Il est frappant de constater que la même presse régionale qui se mobilise volontiers pour enquêter sur les agressions qualifiées d’« extrême droite » (récemment, un grand reporter local s’est tout de même fendu de deux longues enquêtes suite à une bagarre place Guérin à Brest) se montre bien plus discrète lorsqu’il s’agit d’enquêter et d’ausculter les causes profondes de l’insécurité dans les rues de Brest. On préfère titrer sur des polémiques politiques que sur l’exaspération des habitants contraints de vivre au milieu des flammes de voitures incendiées, des rodéos urbains et des coups de couteau en bas de chez eux.
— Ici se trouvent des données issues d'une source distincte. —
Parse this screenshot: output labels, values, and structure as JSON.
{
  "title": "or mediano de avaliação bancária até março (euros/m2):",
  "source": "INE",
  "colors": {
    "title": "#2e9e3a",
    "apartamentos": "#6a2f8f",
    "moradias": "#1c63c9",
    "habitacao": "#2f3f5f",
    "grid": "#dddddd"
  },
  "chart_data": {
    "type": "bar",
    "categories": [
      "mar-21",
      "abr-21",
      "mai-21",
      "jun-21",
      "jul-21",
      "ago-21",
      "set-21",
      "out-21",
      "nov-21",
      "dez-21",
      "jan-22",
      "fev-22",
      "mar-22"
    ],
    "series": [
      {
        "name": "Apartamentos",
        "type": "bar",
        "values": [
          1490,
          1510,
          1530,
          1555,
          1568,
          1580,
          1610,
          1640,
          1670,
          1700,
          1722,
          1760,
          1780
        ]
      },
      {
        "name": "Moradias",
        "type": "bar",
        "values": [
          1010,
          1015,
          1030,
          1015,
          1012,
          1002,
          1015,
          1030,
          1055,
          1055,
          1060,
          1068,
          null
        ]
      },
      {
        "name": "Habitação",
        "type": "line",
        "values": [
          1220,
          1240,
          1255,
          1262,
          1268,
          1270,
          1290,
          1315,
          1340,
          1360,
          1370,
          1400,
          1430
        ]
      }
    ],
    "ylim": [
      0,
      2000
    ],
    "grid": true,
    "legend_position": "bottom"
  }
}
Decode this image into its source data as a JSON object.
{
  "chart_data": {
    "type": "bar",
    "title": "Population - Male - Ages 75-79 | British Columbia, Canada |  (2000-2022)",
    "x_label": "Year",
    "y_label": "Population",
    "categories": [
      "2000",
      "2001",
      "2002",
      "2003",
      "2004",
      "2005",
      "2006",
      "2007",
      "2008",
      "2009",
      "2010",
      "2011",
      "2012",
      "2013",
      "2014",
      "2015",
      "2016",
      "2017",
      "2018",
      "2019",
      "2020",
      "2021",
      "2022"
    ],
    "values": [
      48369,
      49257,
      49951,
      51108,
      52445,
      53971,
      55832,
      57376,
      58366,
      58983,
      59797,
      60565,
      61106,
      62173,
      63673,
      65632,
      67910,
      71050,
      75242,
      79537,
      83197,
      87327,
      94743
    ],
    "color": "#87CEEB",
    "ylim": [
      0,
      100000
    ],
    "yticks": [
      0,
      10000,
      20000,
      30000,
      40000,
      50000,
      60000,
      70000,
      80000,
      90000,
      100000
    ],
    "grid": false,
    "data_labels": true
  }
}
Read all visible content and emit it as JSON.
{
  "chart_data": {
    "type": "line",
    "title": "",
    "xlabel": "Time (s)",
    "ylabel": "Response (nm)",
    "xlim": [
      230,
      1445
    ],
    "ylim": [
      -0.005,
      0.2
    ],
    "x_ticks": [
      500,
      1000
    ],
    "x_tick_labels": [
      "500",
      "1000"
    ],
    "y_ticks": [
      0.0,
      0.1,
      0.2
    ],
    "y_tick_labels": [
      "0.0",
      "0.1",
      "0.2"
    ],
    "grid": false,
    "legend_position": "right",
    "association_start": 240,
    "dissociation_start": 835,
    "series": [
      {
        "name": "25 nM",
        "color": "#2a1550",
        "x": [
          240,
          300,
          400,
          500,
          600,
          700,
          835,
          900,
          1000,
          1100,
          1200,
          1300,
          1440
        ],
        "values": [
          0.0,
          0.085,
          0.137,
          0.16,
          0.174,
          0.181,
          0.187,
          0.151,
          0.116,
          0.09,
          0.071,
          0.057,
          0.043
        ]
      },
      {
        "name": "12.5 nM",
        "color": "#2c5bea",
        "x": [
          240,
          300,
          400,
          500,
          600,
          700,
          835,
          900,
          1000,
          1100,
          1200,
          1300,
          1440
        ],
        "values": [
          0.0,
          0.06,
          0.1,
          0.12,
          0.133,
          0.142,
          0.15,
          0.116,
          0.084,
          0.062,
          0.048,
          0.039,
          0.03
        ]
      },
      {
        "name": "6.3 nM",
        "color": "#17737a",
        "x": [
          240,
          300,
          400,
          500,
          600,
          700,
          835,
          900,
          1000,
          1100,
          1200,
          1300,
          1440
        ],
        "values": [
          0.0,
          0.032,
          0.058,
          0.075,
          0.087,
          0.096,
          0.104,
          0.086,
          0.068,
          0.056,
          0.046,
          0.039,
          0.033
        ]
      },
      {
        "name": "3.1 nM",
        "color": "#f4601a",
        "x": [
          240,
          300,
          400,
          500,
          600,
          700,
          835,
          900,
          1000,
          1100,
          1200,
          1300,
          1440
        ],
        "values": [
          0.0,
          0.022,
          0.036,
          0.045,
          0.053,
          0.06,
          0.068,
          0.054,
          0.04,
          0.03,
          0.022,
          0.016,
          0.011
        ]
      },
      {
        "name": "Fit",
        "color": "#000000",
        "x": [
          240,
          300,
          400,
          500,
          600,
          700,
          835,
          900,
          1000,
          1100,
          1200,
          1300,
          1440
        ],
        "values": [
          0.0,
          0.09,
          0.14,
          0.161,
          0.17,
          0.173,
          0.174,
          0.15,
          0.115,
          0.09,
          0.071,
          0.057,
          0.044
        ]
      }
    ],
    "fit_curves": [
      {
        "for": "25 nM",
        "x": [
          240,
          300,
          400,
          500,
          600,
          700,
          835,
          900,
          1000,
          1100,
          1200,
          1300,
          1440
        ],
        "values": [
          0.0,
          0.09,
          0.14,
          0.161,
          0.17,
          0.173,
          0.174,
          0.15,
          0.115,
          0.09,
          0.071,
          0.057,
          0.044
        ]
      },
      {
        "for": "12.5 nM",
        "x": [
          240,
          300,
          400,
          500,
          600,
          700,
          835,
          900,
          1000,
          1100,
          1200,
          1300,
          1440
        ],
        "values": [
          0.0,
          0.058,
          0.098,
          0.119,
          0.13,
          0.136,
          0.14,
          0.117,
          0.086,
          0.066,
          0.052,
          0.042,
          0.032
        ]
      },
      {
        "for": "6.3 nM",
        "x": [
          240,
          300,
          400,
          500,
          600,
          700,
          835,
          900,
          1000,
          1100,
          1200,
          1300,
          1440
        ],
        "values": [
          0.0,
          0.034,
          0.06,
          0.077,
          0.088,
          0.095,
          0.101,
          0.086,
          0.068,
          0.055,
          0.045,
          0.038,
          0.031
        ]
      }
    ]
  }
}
C’est d’ailleurs ce qu’il ressort, sur les réseaux sociaux, de nombreux commentaires de citoyens qui ont du mal à comprendre ce deux poids deux mesures : imaginez, Le Monde, qui ne s’est jamais intéressé aux exactions qui se multiplient depuis des années à Brest et qui font que beaucoup se sentent en insécurité y compris en centre ville, s’est pour une fois intéressé à la cité du Ponant dans un article consacré à …l’extrême droite là encore. Des dizaines d’articles de la presse nationale et locale ont d’ailleurs évoqué cette bagarre place Guérin, samedi dernier.